According to Protestant logic, it turns out that with the death of the last apostle, the last Christian died. No, more strictly: the minute the last of the New Testament writers put an end to his last message, people again became far from God. God cannot and has no right to say anything more to people. And the people could never again say anything about their hearts, about what was going on in them during their journey to God, beyond what was sealed with the Bible cover. "If anyone adds a word to this book..."
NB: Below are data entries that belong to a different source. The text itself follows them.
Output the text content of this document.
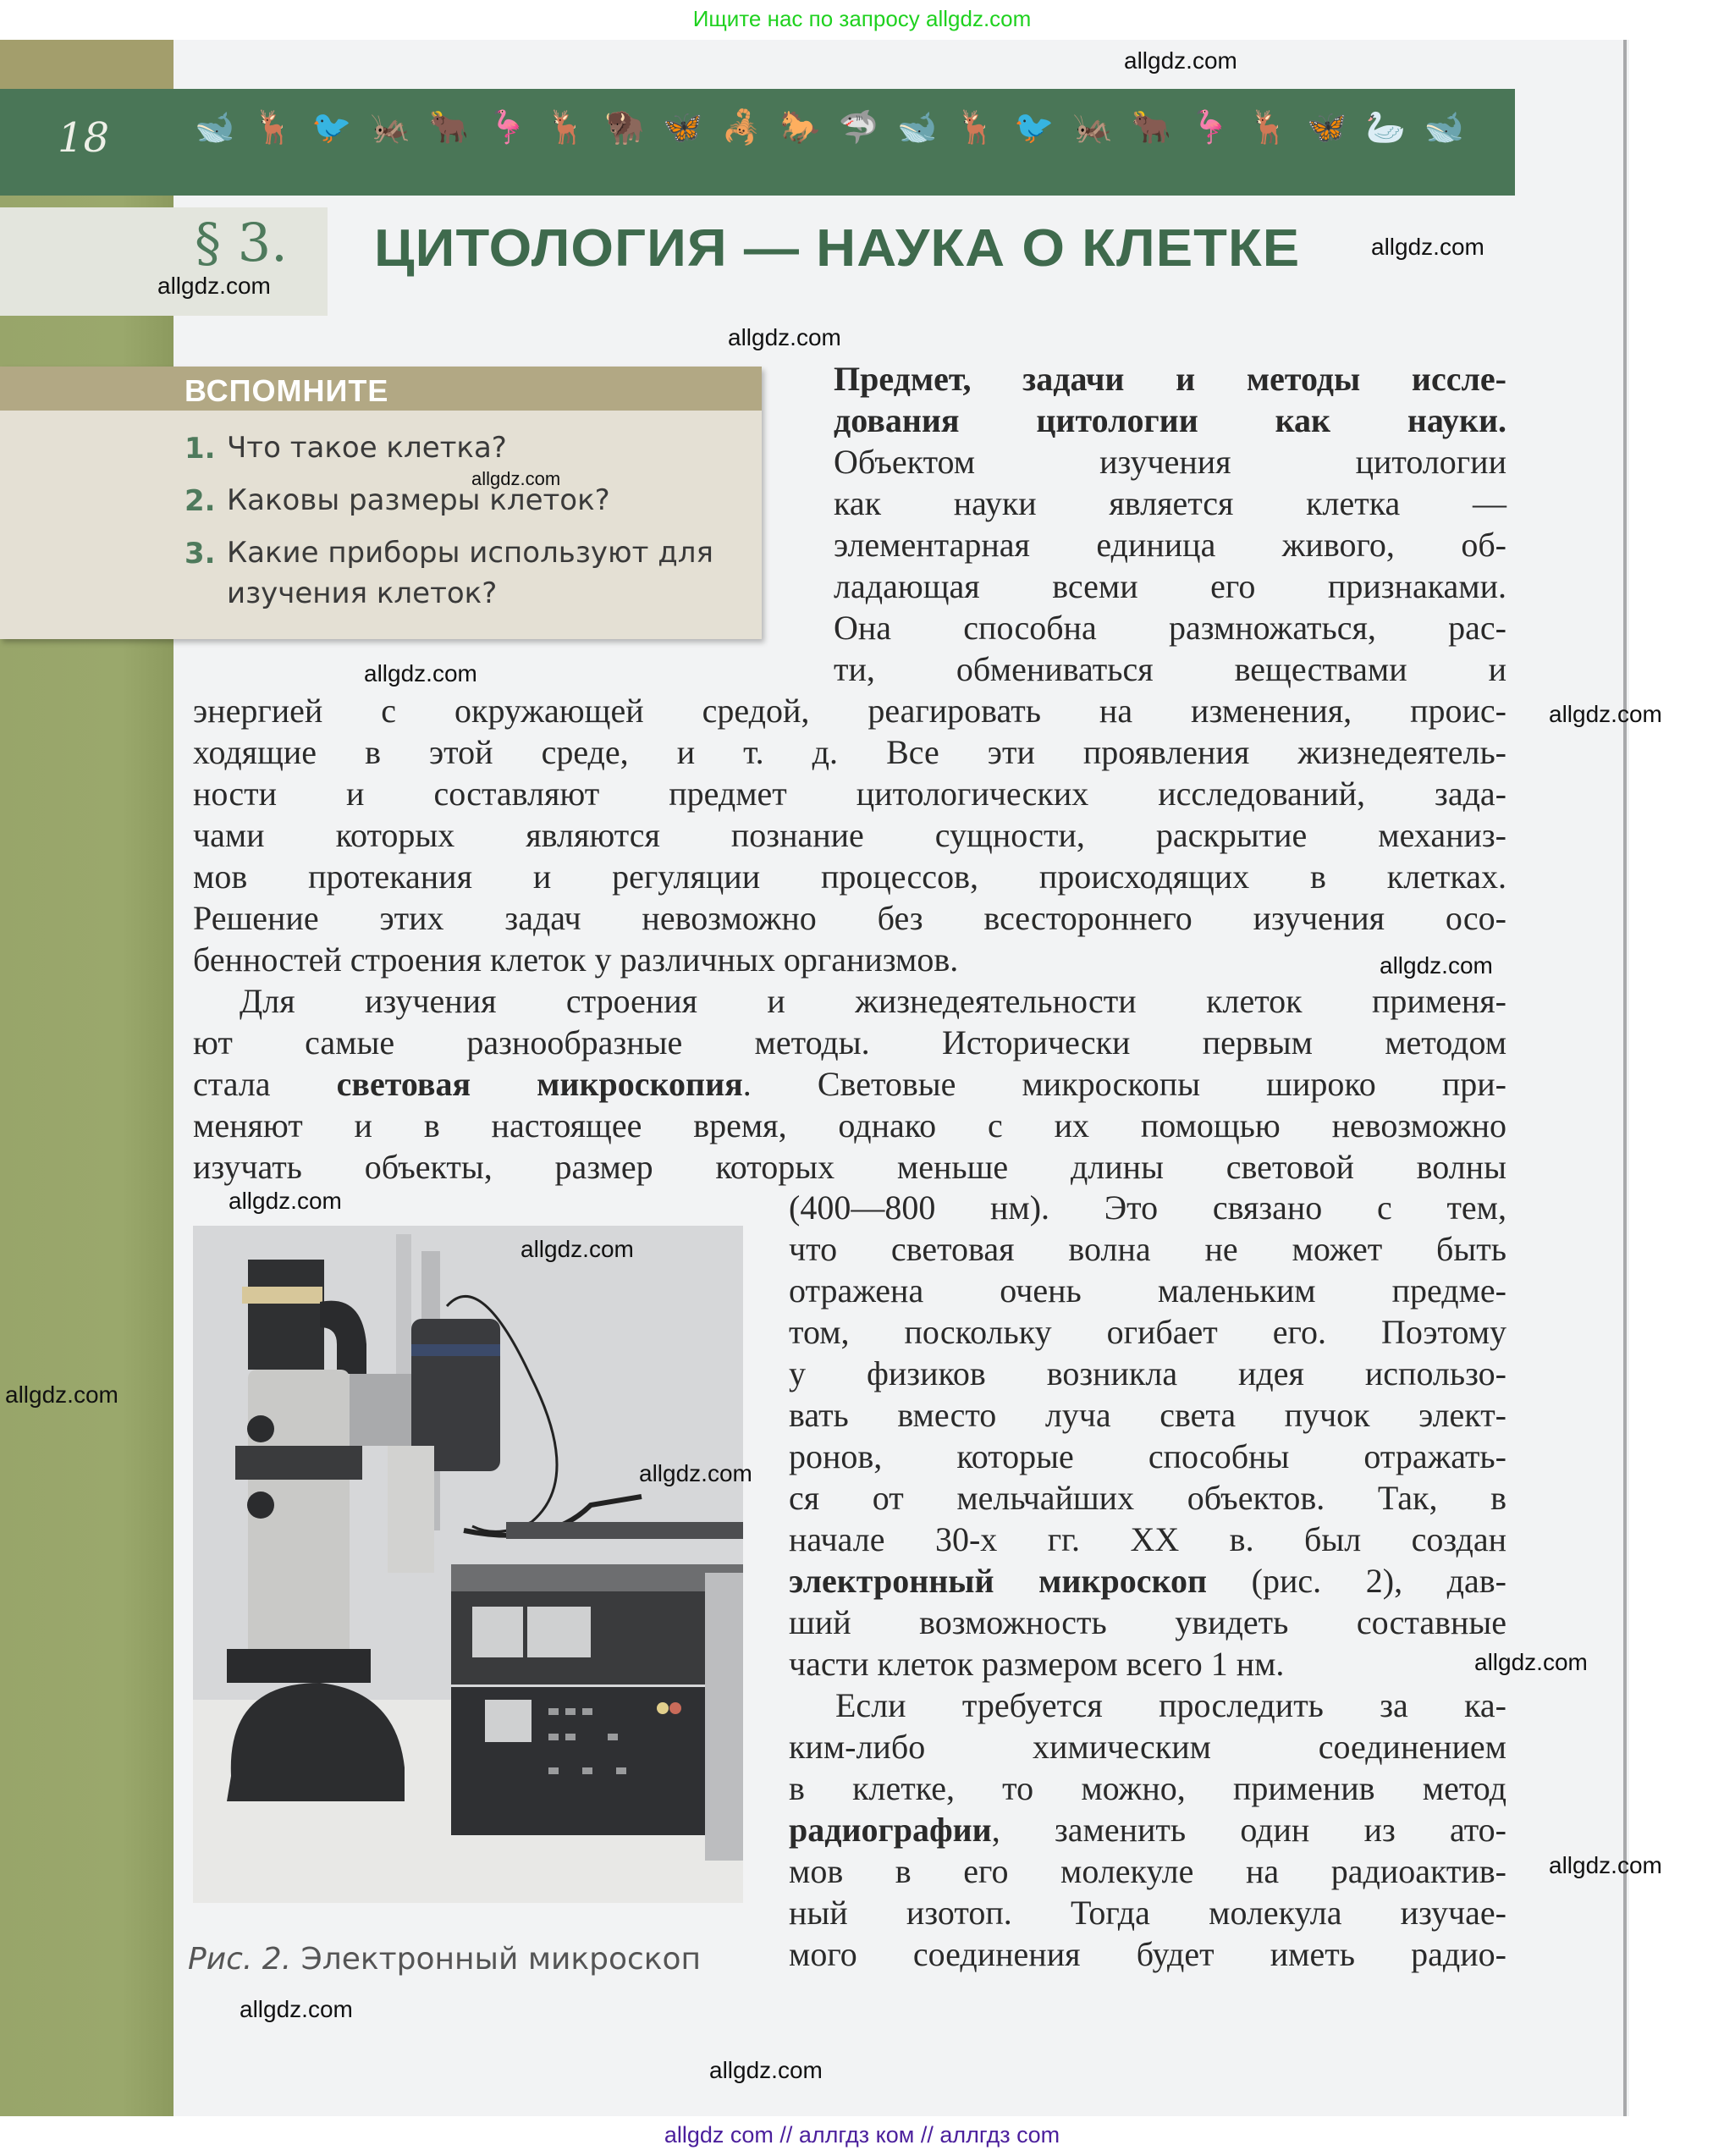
Ищите нас по запросу allgdz.com
18	🐋 🦌 🐦 🦗 🐂 🦩 🦌 🦬 🦋 🦂 🐎 🦈 🐋 🦌 🐦 🦗 🐂 🦩 🦌 🦋 🦢 🐋
§ 3. ЦИТОЛОГИЯ — НАУКА О КЛЕТКЕ
ВСПОМНИТЕ
1. Что такое клетка?
2. Каковы размеры клеток?
3. Какие приборы используют для изучения клеток?
Предмет, задачи и методы иссле-
дования цитологии как науки.
Объектом изучения цитологии
как науки является клетка —
элементарная единица живого, об-
ладающая всеми его признаками.
Она способна размножаться, рас-
ти, обмениваться веществами и
энергией с окружающей средой, реагировать на изменения, проис-
ходящие в этой среде, и т. д. Все эти проявления жизнедеятель-
ности и составляют предмет цитологических исследований, зада-
чами которых являются познание сущности, раскрытие механиз-
мов протекания и регуляции процессов, происходящих в клетках.
Решение этих задач невозможно без всестороннего изучения осо-
бенностей строения клеток у различных организмов.
Для изучения строения и жизнедеятельности клеток применя-
ют самые разнообразные методы. Исторически первым методом
стала световая микроскопия. Световые микроскопы широко при-
меняют и в настоящее время, однако с их помощью невозможно
изучать объекты, размер которых меньше длины световой волны
(400—800 нм). Это связано с тем,
что световая волна не может быть
отражена очень маленьким предме-
том, поскольку огибает его. Поэтому
у физиков возникла идея использо-
вать вместо луча света пучок элект-
ронов, которые способны отражать-
ся от мельчайших объектов. Так, в
начале 30-х гг. XX в. был создан
электронный микроскоп (рис. 2), дав-
ший возможность увидеть составные
части клеток размером всего 1 нм.
Если требуется проследить за ка-
ким-либо химическим соединением
в клетке, то можно, применив метод
радиографии, заменить один из ато-
мов в его молекуле на радиоактив-
ный изотоп. Тогда молекула изучае-
мого соединения будет иметь радио-
Рис. 2. Электронный микроскоп
allgdz.com
allgdz.com
allgdz.com
allgdz.com
allgdz.com
allgdz.com
allgdz.com
allgdz.com
allgdz.com
allgdz.com
allgdz.com
allgdz.com
allgdz.com
allgdz.com
allgdz.com
allgdz.com
allgdz com // аллгдз ком // аллгдз com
This is how Protestants think. The Protestant and Orthodox worldviews differ more than the question of icons in their attitude to history. Protestantism is an ahistorical worldview. The history of people, the history of the Church, is leaving it. Nothing accumulates or happens in history. God stopped speaking with the writing of the last New Testament book, and people themselves are incapable of anything good: "by nature man is not only a child of evil, but also a criminal and even a criminal" [214]. The patristic tradition never saw humanity as a collection of amnestied criminals, and therefore had a different attitude to the fruits of human creativity: "We alone of all creatures, in addition to the intellectual and logical essence, also have the sensual. The sensual, combined with the logos, creates a variety of sciences and arts and realizations, creates the ability to cultivate fields, build houses, and generally create from non-existent (although not from complete nothing, for only God can do this). And all this is given to people. Nothing of the kind ever happens with angels," said St. Gregory Palamas[215]. And in fact, an angel is a messenger. The postman is not expected to creatively alter the telegram entrusted to him, which is why a thousand years before Palamas St. John Chrysostom confirmed: "It is not an angelic work to create"[216]. And, on the contrary, "God made man a participant in creativity," writes St. Ephraim the Syrian[217]. That is why Tradition is possible: God is able to create outside the Bible, and man is capable not only of sin, but also of cooperation with grace.